I came across 100 tiny changes to transform your life: from the one-minute rule to pyjama yoga and while not all of it landed for me, there were enough good reminders in there to make it worth sitting with. That’s the thing — most people already know what to do. The gap isn’t knowledge, it’s execution. Lists like this, or even 60 small ways to improve your life in the next 100 days, aren’t really teaching you anything new. They’re nudging you back toward things you already know are true.
The one that genuinely surprised me was the shoelace thing. I learned the box knot technique and it’s one of those tiny adjustments that you can’t fully appreciate until you’ve actually tried it. That’s my broader belief about this stuff — you cannot be told. You have to experience it and then you know the truth of it. No amount of reading gets you there. Do the Little Things keeps pointing me back to this same idea, that the value is in the doing, not the knowing.
Going for a walk is probably the most underrated item on any list like this.
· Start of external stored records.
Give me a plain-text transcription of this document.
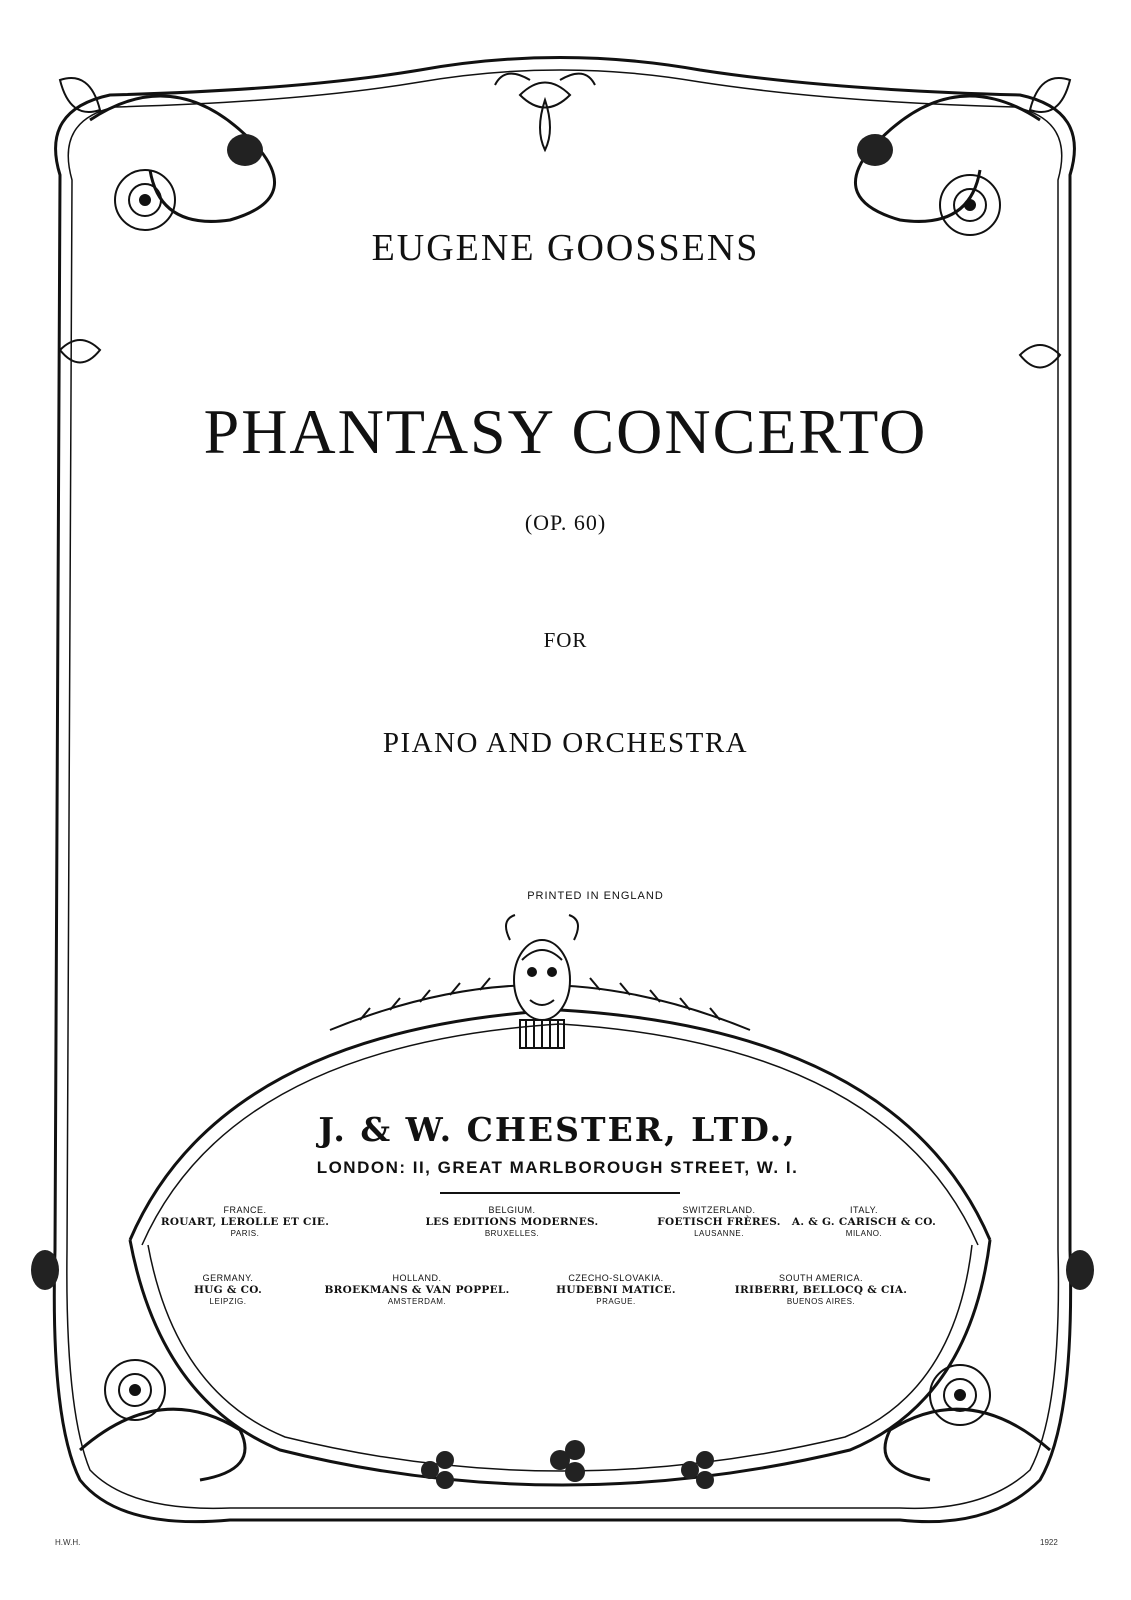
EUGENE GOOSSENS
PHANTASY CONCERTO
(OP. 60)
FOR
PIANO AND ORCHESTRA
PRINTED IN ENGLAND
J. & W. CHESTER, LTD.,
LONDON: II, GREAT MARLBOROUGH STREET, W. I.
FRANCE.
ROUART, LEROLLE ET CIE.
PARIS.
BELGIUM.
LES EDITIONS MODERNES.
BRUXELLES.
SWITZERLAND.
FOETISCH FRÈRES.
LAUSANNE.
ITALY.
A. & G. CARISCH & CO.
MILANO.
GERMANY.
HUG & CO.
LEIPZIG.
HOLLAND.
BROEKMANS & VAN POPPEL.
AMSTERDAM.
CZECHO-SLOVAKIA.
HUDEBNI MATICE.
PRAGUE.
SOUTH AMERICA.
IRIBERRI, BELLOCQ & CIA.
BUENOS AIRES.
H.W.H.	1922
It’s so obvious that people skip past it, but it’s genuinely one of the best things you can do. Small Decisions Actually Make a Huge Impact captures why — it’s not the dramatic interventions that reshape a life, it’s the quiet, repeatable ones. A walk every day is easy to dismiss and easy to skip, which is exactly why it matters so much when you don’t.
The frame I keep coming back to is compounding. Small changes over many years make the difference — that 1% idea that James Clear’s Steps to Change builds so much of his thinking around. It’s not about any single tweak from a list like 100 Tiny Things to Do to Drastically Change Your Life. It’s about what those things add up to when you actually stick with them. That’s the whole game.